First alert to contact1
Second alert to contact2 (15 mins later)
Third alert to contact3 (60 mins later)
Fourth and subsequent alerts to contact1,contact2,contact3 (every 24 hours)
This notification scheme has been setup and alert notifications are being delivered.
The issue is that we want to ensure that all contacts notified of an alert also receive notification of a recovery, but recovery notifications are only being delivered to contacts for the current escalation level. The behavior we've observed is in line with the Notification Escalations doco which mentions recovery notifications:
> If, after three problem notifications, a recovery notification is sent out for the service, who gets notified? The recovery is actually the fourth notification that gets sent out. However, the escalation code is smart enough to realize that only those people who were notified about the problem on the third notification should be notified about the recovery.
It seems that our policy of alerting a different contact(group) per escalation level is at the heart of the issue here, and may be in opposition to how the Nagios developers intended for escalations to work. The Notification Escalations doco also says:
> When defining notification escalations, it is important to keep in mind that any contact groups that were members of "lower" escalations (i.e. those with lower notification number ranges) should also be included in "higher" escalation definitions. This should be done to ensure that anyone who gets notified of a problem continues to get notified as the problem is escalated.
The motivation behind alerting a different contact(group) per escalation level is to reduce the number of alert emails received by individual contacts.

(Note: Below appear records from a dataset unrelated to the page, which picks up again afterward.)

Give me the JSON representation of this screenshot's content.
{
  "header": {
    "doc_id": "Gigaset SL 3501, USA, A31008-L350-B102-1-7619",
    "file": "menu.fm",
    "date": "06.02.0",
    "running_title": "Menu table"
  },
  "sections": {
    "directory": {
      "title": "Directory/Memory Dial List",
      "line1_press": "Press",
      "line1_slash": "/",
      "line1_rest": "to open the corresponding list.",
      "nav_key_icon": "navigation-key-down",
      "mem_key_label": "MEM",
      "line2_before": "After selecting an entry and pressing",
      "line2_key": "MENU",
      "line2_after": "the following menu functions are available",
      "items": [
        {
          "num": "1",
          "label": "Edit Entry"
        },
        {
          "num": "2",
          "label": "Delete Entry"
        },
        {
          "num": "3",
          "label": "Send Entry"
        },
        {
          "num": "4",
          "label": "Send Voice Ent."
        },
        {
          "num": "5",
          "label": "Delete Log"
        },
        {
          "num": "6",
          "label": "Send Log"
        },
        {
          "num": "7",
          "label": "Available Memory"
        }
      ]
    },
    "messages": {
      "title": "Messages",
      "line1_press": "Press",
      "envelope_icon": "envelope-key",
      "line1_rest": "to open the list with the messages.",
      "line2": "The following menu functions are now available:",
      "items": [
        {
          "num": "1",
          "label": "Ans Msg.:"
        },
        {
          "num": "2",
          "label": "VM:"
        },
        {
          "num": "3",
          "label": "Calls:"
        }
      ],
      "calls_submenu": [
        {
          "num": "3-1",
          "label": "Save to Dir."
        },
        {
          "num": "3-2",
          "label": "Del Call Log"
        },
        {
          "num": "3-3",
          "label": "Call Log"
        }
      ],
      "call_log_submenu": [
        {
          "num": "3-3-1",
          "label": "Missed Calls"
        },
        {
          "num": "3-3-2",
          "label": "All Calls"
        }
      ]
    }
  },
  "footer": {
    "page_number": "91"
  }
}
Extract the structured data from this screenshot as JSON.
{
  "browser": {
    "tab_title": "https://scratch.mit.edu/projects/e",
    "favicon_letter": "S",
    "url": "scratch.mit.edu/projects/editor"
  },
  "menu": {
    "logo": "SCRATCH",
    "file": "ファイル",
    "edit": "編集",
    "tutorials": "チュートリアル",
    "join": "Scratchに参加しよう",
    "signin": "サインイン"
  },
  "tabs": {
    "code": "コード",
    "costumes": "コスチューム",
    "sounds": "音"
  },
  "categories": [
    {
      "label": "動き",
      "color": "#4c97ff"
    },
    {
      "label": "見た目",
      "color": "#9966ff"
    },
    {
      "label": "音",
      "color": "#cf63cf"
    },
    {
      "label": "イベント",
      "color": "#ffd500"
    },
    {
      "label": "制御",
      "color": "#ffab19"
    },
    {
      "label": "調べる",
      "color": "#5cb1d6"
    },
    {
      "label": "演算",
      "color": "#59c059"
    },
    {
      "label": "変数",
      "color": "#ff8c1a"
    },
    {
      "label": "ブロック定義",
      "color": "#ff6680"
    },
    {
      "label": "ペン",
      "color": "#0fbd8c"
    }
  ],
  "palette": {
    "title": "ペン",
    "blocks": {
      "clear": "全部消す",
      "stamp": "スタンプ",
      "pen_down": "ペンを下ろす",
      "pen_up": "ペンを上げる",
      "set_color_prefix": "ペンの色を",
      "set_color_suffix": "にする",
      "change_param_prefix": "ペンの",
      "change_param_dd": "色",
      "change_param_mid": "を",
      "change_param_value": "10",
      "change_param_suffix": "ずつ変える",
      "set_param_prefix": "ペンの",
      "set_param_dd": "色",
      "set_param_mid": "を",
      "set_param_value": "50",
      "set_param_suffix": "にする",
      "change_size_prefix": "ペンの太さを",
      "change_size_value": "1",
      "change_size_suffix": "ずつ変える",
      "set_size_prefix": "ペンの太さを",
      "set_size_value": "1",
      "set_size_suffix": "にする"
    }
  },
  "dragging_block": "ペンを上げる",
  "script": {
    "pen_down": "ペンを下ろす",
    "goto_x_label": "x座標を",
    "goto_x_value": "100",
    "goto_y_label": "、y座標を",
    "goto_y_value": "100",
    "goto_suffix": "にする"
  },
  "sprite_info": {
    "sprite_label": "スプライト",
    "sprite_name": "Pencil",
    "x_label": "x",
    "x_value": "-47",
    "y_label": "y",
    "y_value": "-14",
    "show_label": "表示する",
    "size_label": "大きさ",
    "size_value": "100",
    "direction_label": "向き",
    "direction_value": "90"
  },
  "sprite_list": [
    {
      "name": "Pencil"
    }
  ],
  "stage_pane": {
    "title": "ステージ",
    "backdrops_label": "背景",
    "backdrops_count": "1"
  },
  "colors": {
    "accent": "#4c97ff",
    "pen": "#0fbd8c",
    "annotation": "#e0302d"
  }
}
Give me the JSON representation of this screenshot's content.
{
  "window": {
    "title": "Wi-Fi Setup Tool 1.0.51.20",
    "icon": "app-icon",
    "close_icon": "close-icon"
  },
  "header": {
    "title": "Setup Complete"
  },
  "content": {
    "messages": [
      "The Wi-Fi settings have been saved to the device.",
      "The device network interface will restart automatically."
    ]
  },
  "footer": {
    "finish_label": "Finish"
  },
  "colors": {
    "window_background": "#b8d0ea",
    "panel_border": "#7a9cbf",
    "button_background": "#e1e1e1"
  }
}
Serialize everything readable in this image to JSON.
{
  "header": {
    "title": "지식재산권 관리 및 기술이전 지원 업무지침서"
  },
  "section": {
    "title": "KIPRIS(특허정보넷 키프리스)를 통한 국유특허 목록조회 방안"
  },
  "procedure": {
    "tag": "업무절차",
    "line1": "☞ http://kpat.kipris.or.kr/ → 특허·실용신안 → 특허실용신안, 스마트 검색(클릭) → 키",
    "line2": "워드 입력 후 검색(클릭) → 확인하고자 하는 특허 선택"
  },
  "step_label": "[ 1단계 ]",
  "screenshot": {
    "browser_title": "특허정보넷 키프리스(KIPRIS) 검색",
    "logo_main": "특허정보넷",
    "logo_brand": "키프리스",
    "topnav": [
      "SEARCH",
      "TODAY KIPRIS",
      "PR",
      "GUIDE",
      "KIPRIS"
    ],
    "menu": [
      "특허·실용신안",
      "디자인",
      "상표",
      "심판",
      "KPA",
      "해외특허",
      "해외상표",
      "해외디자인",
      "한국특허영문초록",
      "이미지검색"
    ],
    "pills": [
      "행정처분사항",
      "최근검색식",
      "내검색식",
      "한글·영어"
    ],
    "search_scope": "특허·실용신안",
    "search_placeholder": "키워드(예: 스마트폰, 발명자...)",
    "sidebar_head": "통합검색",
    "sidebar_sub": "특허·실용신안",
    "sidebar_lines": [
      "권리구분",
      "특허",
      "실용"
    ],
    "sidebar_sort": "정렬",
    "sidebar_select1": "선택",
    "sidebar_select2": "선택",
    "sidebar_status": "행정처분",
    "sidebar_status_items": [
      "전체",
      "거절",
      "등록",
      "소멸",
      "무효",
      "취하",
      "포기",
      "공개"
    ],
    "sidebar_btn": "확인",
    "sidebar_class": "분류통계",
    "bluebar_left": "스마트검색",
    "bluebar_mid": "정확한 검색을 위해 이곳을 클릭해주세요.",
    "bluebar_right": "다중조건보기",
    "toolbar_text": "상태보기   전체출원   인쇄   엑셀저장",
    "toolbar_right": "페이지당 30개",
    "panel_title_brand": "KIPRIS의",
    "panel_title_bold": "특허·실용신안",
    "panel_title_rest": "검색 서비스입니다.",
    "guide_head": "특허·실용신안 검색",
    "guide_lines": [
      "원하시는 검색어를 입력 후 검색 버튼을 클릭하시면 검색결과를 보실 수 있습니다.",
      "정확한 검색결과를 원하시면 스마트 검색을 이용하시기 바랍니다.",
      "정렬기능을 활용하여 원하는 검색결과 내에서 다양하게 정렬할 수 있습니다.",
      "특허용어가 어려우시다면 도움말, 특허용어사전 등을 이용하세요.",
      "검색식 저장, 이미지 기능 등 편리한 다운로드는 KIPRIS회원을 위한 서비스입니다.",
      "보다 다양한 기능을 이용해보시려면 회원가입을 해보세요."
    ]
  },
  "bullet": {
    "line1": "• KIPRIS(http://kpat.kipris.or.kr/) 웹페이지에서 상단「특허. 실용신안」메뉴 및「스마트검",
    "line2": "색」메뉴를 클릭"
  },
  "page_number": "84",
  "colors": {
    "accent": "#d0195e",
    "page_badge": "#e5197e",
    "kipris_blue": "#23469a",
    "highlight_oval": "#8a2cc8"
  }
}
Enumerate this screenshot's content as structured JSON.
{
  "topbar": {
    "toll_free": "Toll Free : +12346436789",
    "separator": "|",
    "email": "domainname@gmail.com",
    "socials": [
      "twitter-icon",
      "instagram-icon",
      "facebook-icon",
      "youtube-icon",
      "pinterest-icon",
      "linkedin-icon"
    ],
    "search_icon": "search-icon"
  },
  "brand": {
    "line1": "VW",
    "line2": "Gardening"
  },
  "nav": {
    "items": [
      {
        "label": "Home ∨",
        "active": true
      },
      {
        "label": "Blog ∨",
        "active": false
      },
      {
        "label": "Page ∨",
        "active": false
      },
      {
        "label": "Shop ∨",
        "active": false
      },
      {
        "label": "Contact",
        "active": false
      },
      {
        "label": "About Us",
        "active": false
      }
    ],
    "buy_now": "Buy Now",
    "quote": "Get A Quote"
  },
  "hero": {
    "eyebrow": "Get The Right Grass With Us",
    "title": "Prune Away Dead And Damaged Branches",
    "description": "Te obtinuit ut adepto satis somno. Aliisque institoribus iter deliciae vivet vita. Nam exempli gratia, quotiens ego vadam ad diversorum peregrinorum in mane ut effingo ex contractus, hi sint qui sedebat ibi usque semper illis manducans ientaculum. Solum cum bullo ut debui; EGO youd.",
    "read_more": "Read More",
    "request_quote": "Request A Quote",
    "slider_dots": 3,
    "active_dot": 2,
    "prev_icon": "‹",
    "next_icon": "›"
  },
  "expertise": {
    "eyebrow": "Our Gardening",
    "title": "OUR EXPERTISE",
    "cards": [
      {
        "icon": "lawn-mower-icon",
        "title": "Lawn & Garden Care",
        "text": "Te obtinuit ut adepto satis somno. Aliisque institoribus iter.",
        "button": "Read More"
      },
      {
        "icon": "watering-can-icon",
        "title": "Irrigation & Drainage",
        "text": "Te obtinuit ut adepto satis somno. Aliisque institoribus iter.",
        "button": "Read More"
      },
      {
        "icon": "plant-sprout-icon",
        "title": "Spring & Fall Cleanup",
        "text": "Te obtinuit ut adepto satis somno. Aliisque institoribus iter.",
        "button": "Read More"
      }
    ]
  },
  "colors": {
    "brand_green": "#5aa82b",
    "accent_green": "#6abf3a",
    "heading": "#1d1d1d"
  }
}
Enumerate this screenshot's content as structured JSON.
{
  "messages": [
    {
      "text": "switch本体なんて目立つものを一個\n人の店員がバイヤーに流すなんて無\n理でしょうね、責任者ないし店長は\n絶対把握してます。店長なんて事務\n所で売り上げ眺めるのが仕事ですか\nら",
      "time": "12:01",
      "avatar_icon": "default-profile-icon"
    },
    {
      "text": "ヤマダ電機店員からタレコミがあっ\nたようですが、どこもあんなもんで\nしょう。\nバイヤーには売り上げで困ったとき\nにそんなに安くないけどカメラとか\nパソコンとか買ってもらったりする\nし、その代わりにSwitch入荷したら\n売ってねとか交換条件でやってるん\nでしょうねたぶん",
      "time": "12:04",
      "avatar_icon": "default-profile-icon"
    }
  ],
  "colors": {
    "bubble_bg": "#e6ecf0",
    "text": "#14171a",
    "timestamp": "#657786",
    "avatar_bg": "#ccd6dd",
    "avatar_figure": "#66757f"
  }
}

Once a contact has been notified about an issue we want to be able to escalate the issue to then next contact without generating an additional alert email to the first contact for an issue they've already been alerted to.
Does anyone have any suggestions about how to resolve our problem with ensuring all alerted contacts also receive recovery notifications, or suggestions of alternative ways to prevent contacts from being notified too frequently about an issue (I know that last bit might sound crazy to some people
)
Thanks.
First alert to contact1
Second alert to contact2 (15 mins later)
Third alert to contact3 (60 mins later)
Fourth and subsequent alerts to contact1,contact2,contact3 (every 24 hours)
This notification scheme has been setup and alert notifications are being delivered.
The issue is that we want to ensure that all contacts notified of an alert also receive notification of a recovery, but recovery notifications are only being delivered to contacts for the current escalation level. The behavior we've observed is in line with the Notification Escalations doco which mentions recovery notifications:
> If, after three problem notifications, a recovery notification is sent out for the service, who gets notified? The recovery is actually the fourth notification that gets sent out. However, the escalation code is smart enough to realize that only those people who were notified about the problem on the third notification should be notified about the recovery.
It seems that our policy of alerting a different contact(group) per escalation level is at the heart of the issue here, and may be in opposition to how the Nagios developers intended for escalations to work. The Notification Escalations doco also says:
> When defining notification escalations, it is important to keep in mind that any contact groups that were members of "lower" escalations (i.e. those with lower notification number ranges) should also be included in "higher" escalation definitions. This should be done to ensure that anyone who gets notified of a problem continues to get notified as the problem is escalated.
The motivation behind alerting a different contact(group) per escalation level is to reduce the number of alert emails received by individual contacts. Once a contact has been notified about an issue we want to be able to escalate the issue to then next contact without generating an additional alert email to the first contact for an issue they've already been alerted to.
Does anyone have any suggestions about how to resolve our problem with ensuring all alerted contacts also receive recovery notifications, or suggestions of alternative ways to prevent contacts from being notified too frequently about an issue (I know that last bit might sound crazy to some people
Thanks.